Тот махнул рукой, поднялся, погладил художника по голове, вышел.
…И вот сегодня, заехав от Фельтена в Адмиралтейство, Петр велел Суворову погрузить — только осторожно, палку получишь, коли кокнешь! — тонкую доску, завернутую в рогожину, и повелел вести себя к Никитину.
Возле моста сказал остановить коляску и долго смотрел на то, как чайки собачились над полыньями возле берега.
— Любишь этих птиц? — не повернув голову, спросил денщика.
— Белые, — ответил Суворов после недолгого раздумья.
— А попугай желтый! Коли я про Матрену спрашиваю, ты мне про Глашку не отвечай!
— Гневны вы, государь, оттого и отвечаю побоку.
— Плохая птица чайка, — убежденно сказал Петр. — Попусту мается, нет в ней работы во имя гнезда своего.
…В холодной, вот уж второй год недостроенной мастерской было сумрачно, хотя Никитин, как обычно, жег много свечей.
— Принимай подарок, — сказал Петр. — Говорил, что свое только в чужом правдиво предстает, со всеми ошибками, — держи венецианский шпигель на память.

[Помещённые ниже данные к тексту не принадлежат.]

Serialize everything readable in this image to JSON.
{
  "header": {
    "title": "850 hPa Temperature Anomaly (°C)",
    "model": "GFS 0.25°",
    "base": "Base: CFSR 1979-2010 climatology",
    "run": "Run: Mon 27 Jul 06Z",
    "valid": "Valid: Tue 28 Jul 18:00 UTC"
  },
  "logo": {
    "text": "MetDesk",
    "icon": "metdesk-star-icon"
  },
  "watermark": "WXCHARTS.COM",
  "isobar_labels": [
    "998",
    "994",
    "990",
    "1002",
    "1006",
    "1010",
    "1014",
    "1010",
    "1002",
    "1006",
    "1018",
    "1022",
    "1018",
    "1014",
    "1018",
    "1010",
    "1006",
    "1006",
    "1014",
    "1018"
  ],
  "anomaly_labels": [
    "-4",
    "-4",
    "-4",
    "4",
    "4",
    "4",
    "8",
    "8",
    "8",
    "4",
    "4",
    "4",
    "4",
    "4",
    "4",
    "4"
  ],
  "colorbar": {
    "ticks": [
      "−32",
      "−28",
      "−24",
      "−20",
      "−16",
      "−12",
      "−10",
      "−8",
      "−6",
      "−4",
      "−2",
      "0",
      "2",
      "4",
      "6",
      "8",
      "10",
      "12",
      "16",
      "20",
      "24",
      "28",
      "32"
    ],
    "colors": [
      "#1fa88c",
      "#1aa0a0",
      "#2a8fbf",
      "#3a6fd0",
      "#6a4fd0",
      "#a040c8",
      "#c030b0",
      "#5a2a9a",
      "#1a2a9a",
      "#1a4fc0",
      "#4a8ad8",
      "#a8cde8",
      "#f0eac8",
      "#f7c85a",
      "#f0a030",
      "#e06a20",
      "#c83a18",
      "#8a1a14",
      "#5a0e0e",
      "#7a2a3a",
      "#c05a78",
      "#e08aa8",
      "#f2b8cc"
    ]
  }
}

Никитин зачарованно наблюдал, как Суворов разворачивал зеркало; поцеловал государеву руку; потом словно бы забыл о нем; зеркало перенес к креслу, начал его так и сяк вертеть, подвинул поближе портрет дочки светлейшего и — словно ударили его под дых — аж выдохнул:
— Гляди, Петр Алексеевич, гляди-ка! У ей левый глаз в стороне и словно бы плачет!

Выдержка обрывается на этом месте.